I also didn’t care much for the level design. Though I have to give them credit for attempting to assign a clear purpose to each room (relayed through signs and computer maps), much of the station looks exactly the same and plays like a giant maze. Whether it’s because Aliens have blocked off some passages with their hive, or because the fourth level is literally a “Training Maze,” it results in a lot of exploration that will probably end in hand-drawn maps and definitely notes. The Marine game especially is going to depend on following clues from the computer terminals and making note of what door on what level needs what security card, because you’re absolutely coming back to it later and the game won’t mark this down for you.
There is an automap feature, and it is infinitely useful, but it resets itself every time you move between levels. Bodies won’t disappear and doors will remain open – so you can at least see where you’ve been – but it’s not much fun uncovering the level over again because the map reset. Worst is when entering and leaving air ducts (which are helpfully labeled in A, B, C varieties). I had a hard time finding my way back to my original entry point, and usually ended up re-exploring the entire duct section again just to find the exit. It also doesn’t help with sections like the air vents, which don’t logically match the levels they’re based in – after a lot of winding about on a flat, even plane, a hatch will often magically deposit you on a completely different level. It’s extremely confusing, especially when you’re required to use the vents to bypass jammed doors. The vents especially may call for a more permanent, hand-drawn reference.
Would I have been satisfied if I’d ended up with a Jaguar and this game in 1994? Given that I’ve always had little tolerance for mazes and no acceptance of drawing my own maps, it’s harder to say. Some of the areas definitely drag, especially when you’ve killed all the Aliens on the level and are just wandering around, lost, looking for a keycard. But the fact alone that there was nothing else like this at the time, with the bonus of being based on two of my favorite movies, I think it likely would have become a beloved part of my collection. No question I’d beat all three campaigns at least once (because I have!), and any technical issues with framerate and the like would be more easily forgiven without many contemporary examples to compare it to.

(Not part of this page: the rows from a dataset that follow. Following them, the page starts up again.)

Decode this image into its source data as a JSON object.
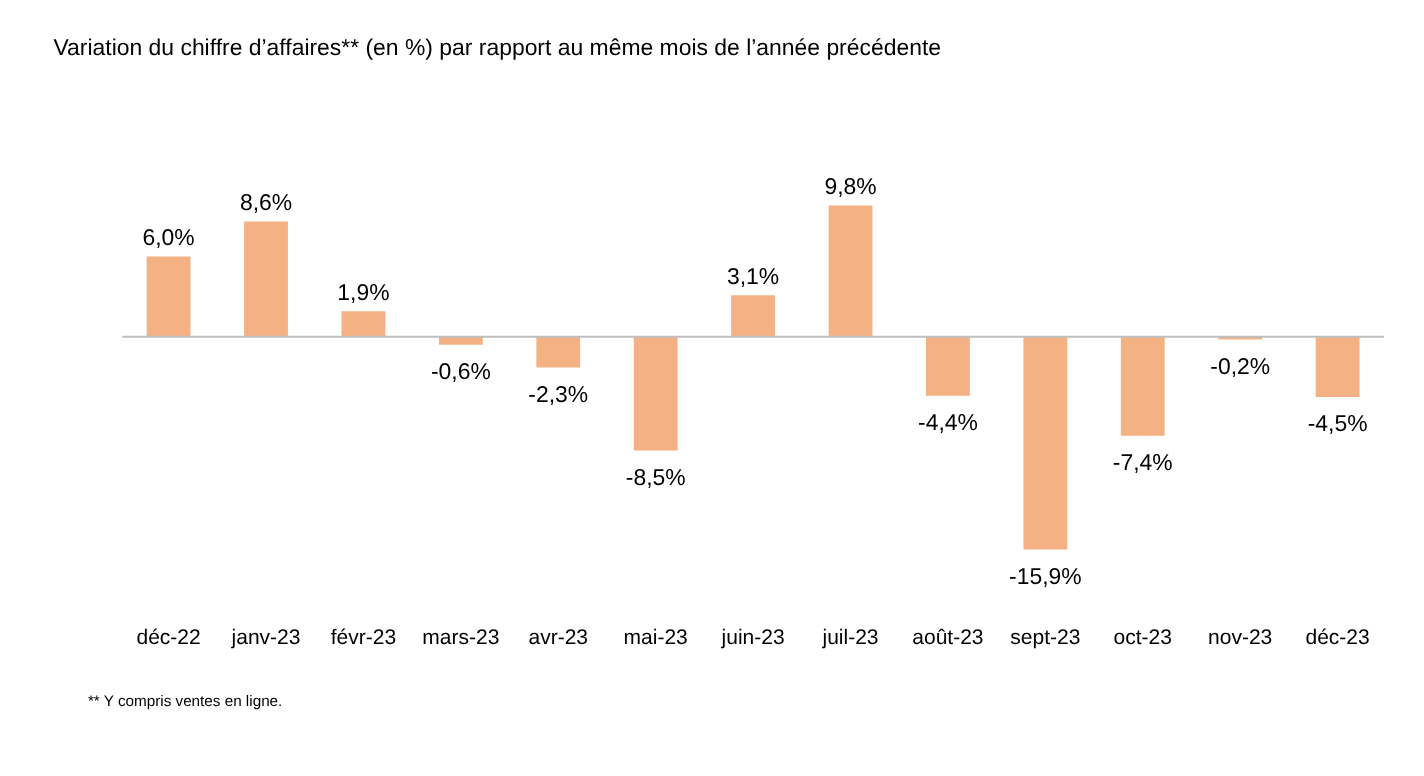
{
  "chart_data": {
    "type": "bar",
    "title": "Variation du chiffre d’affaires** (en %) par rapport au même mois de l’année précédente",
    "categories": [
      "déc-22",
      "janv-23",
      "févr-23",
      "mars-23",
      "avr-23",
      "mai-23",
      "juin-23",
      "juil-23",
      "août-23",
      "sept-23",
      "oct-23",
      "nov-23",
      "déc-23"
    ],
    "values": [
      6.0,
      8.6,
      1.9,
      -0.6,
      -2.3,
      -8.5,
      3.1,
      9.8,
      -4.4,
      -15.9,
      -7.4,
      -0.2,
      -4.5
    ],
    "value_labels": [
      "6,0%",
      "8,6%",
      "1,9%",
      "-0,6%",
      "-2,3%",
      "-8,5%",
      "3,1%",
      "9,8%",
      "-4,4%",
      "-15,9%",
      "-7,4%",
      "-0,2%",
      "-4,5%"
    ],
    "color": "#f4b183",
    "annotations": [
      "** Y compris ventes en ligne."
    ]
  }
}
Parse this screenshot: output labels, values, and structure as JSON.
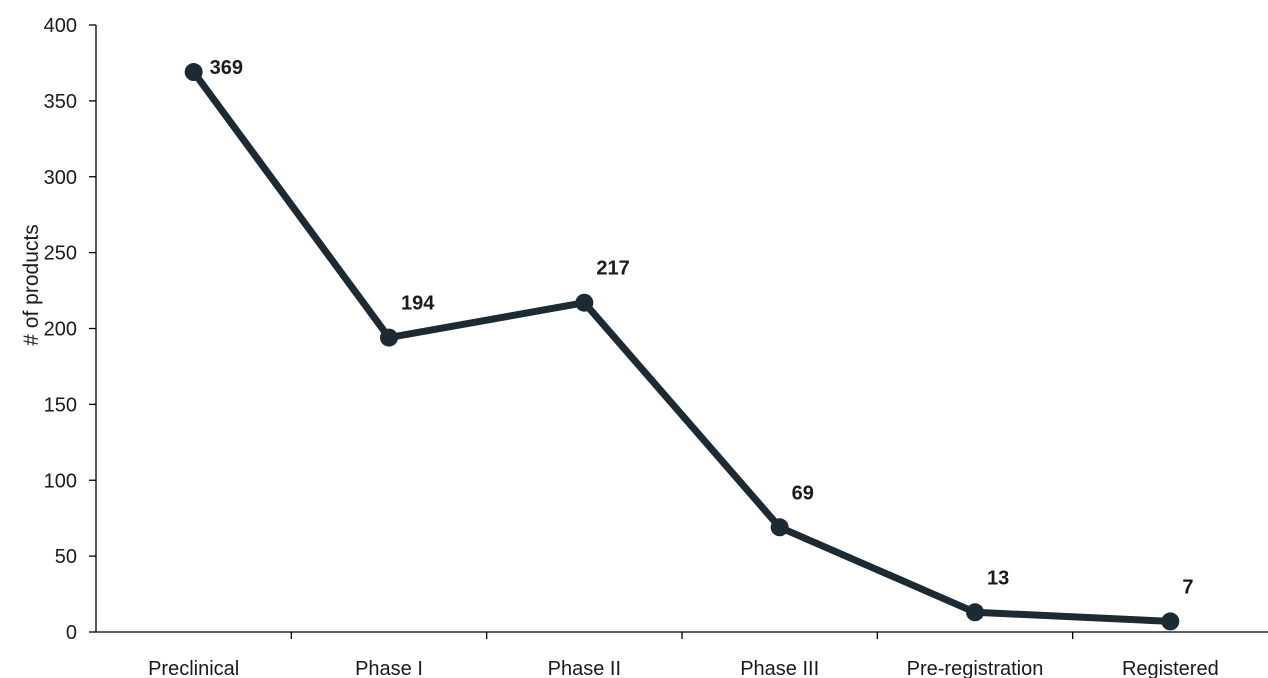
{
  "chart_data": {
    "type": "line",
    "title": "",
    "xlabel": "",
    "ylabel": "# of products",
    "categories": [
      "Preclinical",
      "Phase I",
      "Phase II",
      "Phase III",
      "Pre-registration",
      "Registered"
    ],
    "series": [
      {
        "values": [
          369,
          194,
          217,
          69,
          13,
          7
        ],
        "data_labels": [
          "369",
          "194",
          "217",
          "69",
          "13",
          "7"
        ],
        "color": "#1c2a33"
      }
    ],
    "ylim": [
      0,
      400
    ],
    "yticks": [
      "0",
      "50",
      "100",
      "150",
      "200",
      "250",
      "300",
      "350",
      "400"
    ],
    "grid": false,
    "legend": "none",
    "colors": {
      "axis": "#000000",
      "line": "#1c2a33",
      "text": "#1a1a1a"
    }
  }
}
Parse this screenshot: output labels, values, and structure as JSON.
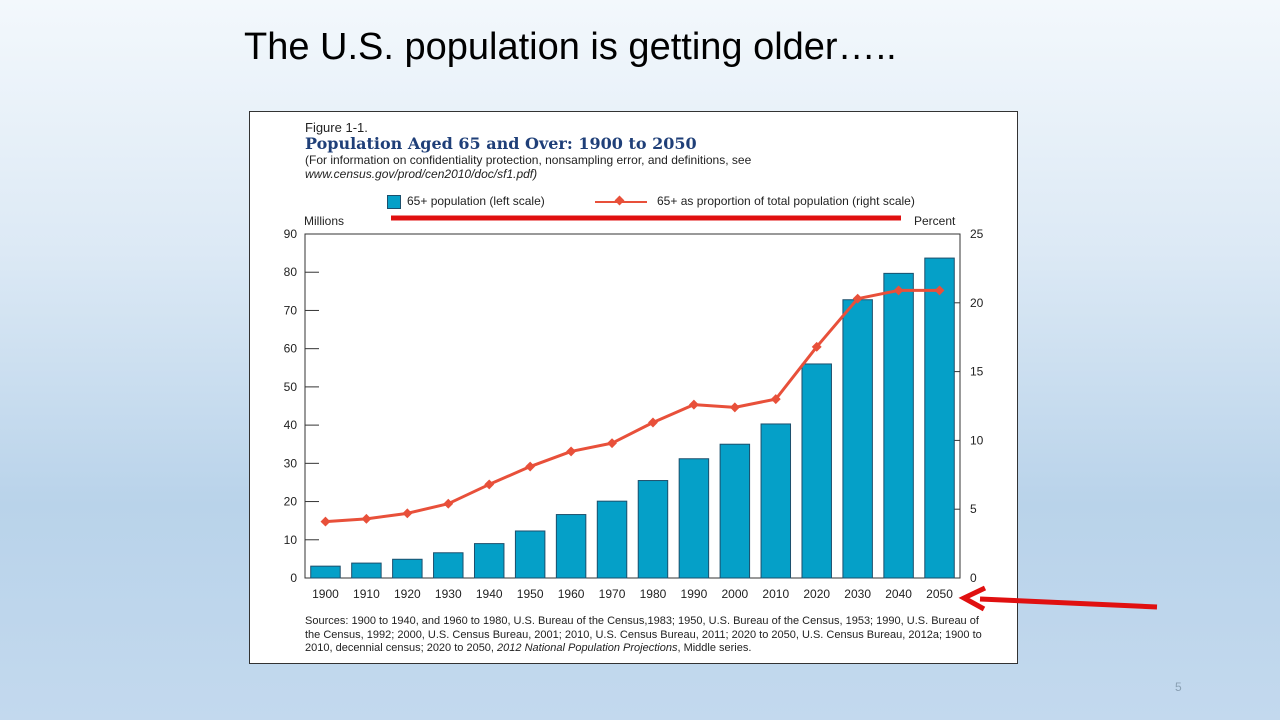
{
  "slide": {
    "title": "The U.S. population is getting older…..",
    "page_number": "5"
  },
  "figure": {
    "label": "Figure 1-1.",
    "title": "Population Aged 65 and Over: 1900 to 2050",
    "note": "(For information on confidentiality protection, nonsampling error, and definitions, see",
    "url": "www.census.gov/prod/cen2010/doc/sf1.pdf)",
    "sources_part1": "Sources: 1900 to 1940, and 1960 to 1980, U.S. Bureau of the Census,1983; 1950, U.S. Bureau of the Census, 1953; 1990, U.S. Bureau of the Census, 1992; 2000, U.S. Census Bureau, 2001; 2010, U.S. Census Bureau, 2011; 2020 to 2050, U.S. Census Bureau, 2012a; 1900 to 2010, decennial census; 2020 to 2050,",
    "sources_italic": "2012 National Population Projections",
    "sources_part2": ", Middle series."
  },
  "chart_data": {
    "type": "bar",
    "categories": [
      "1900",
      "1910",
      "1920",
      "1930",
      "1940",
      "1950",
      "1960",
      "1970",
      "1980",
      "1990",
      "2000",
      "2010",
      "2020",
      "2030",
      "2040",
      "2050"
    ],
    "series": [
      {
        "name": "65+ population (left scale)",
        "type": "bar",
        "axis": "left",
        "color": "#05a0c8",
        "values": [
          3.1,
          3.9,
          4.9,
          6.6,
          9.0,
          12.3,
          16.6,
          20.1,
          25.5,
          31.2,
          35.0,
          40.3,
          56.0,
          72.8,
          79.7,
          83.7
        ]
      },
      {
        "name": "65+ as proportion of total population (right scale)",
        "type": "line",
        "axis": "right",
        "color": "#e8503a",
        "values": [
          4.1,
          4.3,
          4.7,
          5.4,
          6.8,
          8.1,
          9.2,
          9.8,
          11.3,
          12.6,
          12.4,
          13.0,
          16.8,
          20.3,
          20.9,
          20.9
        ]
      }
    ],
    "ylabel_left": "Millions",
    "ylabel_right": "Percent",
    "ylim_left": [
      0,
      90
    ],
    "ylim_right": [
      0,
      25
    ],
    "yticks_left": [
      0,
      10,
      20,
      30,
      40,
      50,
      60,
      70,
      80,
      90
    ],
    "yticks_right": [
      0,
      5,
      10,
      15,
      20,
      25
    ],
    "grid": false,
    "legend_position": "top"
  },
  "annotations": {
    "underline_color": "#e01010",
    "arrow_color": "#e01010"
  }
}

These days? I think you’ll find AvP is about everything you’d expect. It was a perfect use of the licenses for the time, and had a few forward-thinking ideas as well, namely a non-linear setting and the fantastic execution of “survival horror.” It is NOT worth picking up a Jaguar exclusively for, unless you simply must play some other Jag games, or get a killer deal, but it is certainly worth playing if you have the chance.
First of many first-person AvP games, still unique from all of them. Nice take on “survival horror” and nice, fun representations of the three characters.
Too much “explore the maze” gameplay, some disappointing sounds, “floaty” controls, reference maps a near requirement.